Presently the sentencing phase is underway, and speculation on the severity of the sentence is wide-ranging. Some think he will get a slap-on-the-wrist type of sentence, with time served in Taliban custody docked from his sentence; others think he was lose his promotions (which were made while he was being held), will have to forfeit his back pay, will be dishonorably discharged or perhaps will be jailed. There are a few who believe that Bergdahl’s action merit the death penalty.
Susan Rice, President Obama’s National Security Adviser, assured a national audience that Bergdahl served with “honor and distinction.” That wasn’t true when she said it, and it is even less true now. In pleading for leniency, Bergdahl told the court, “I am admitting I made a horrible mistake.” He claims he was “trying to help and knowing it didn’t breaks my heart.” Well, several soldiers were wounded, some severely, in the search for Bergdahl, and maybe a few were killed. A military K-9 was killed, and the search consumed scarce resources that could better have been deployed in other tasks. The fact that men were wounded, or perhaps killed is important – but Bergdahl’s crime would be just as bad even if no one had bothered to look for him at all. He left his active duty post and went over to the enemy in time of conflict. True, he later was mistreated by the Taliban- who probably didn’t trust him, either – knowing that he had turned his coat once and that it might happen again.

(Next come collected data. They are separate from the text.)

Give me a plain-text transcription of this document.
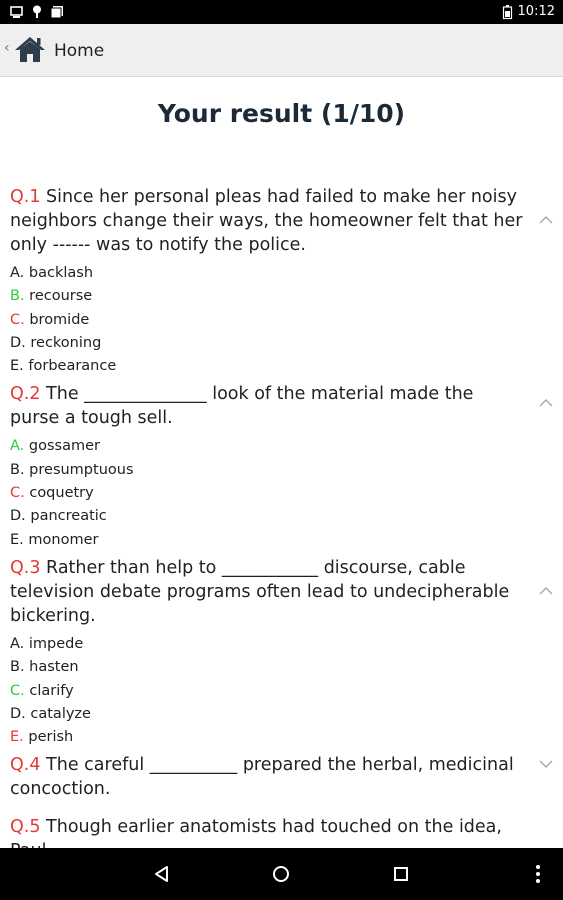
10:12
‹	Home
Your result (1/10)
Q.1 Since her personal pleas had failed to make her noisy neighbors change their ways, the homeowner felt that her only ------ was to notify the police.
A. backlash
B. recourse
C. bromide
D. reckoning
E. forbearance
Q.2 The ______________ look of the material made the purse a tough sell.
A. gossamer
B. presumptuous
C. coquetry
D. pancreatic
E. monomer
Q.3 Rather than help to ___________ discourse, cable television debate programs often lead to undecipherable bickering.
A. impede
B. hasten
C. clarify
D. catalyze
E. perish
Q.4 The careful __________ prepared the herbal, medicinal concoction.
Q.5 Though earlier anatomists had touched on the idea,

This should have been treated as a case of a soldier abandoning his post and seeking to join the enemy, for that is surely what it was. What turned it into a scandal was the Obama Administration’s sympathy for Bergdahl and its propensity to treat him as a hero, as an honorable soldier, one whose repatriation would cause America to rejoice, no matter how his freedom was obtained. Had they been more alert to the likelihood that he may have attempted to defect, and had not been quite so eager to assume that Bergdahl had valid and defensible reasons for wandering off his base, most of the agony over his case would never have occurred. The Obama administration did not like America’s mission in Afghanistan; nor did Bowe Bergdahl; and the former found common cause with the latter, and tried to convince everyone else that Bergdahl, and the other anti-war critics, were right all along. And now Bergdahl pleads guilty and begs for mercy from the same Army he deserted, or abandoned, if you prefer less harsh terminology. And, given that he will not be executed, even if he gets a 20-year sentence that will be more merciful treatment than he received from the Taliban. Ironic that the people he abandoned actually will treat him more fairly, with due process, than the people he tried to affiliate with.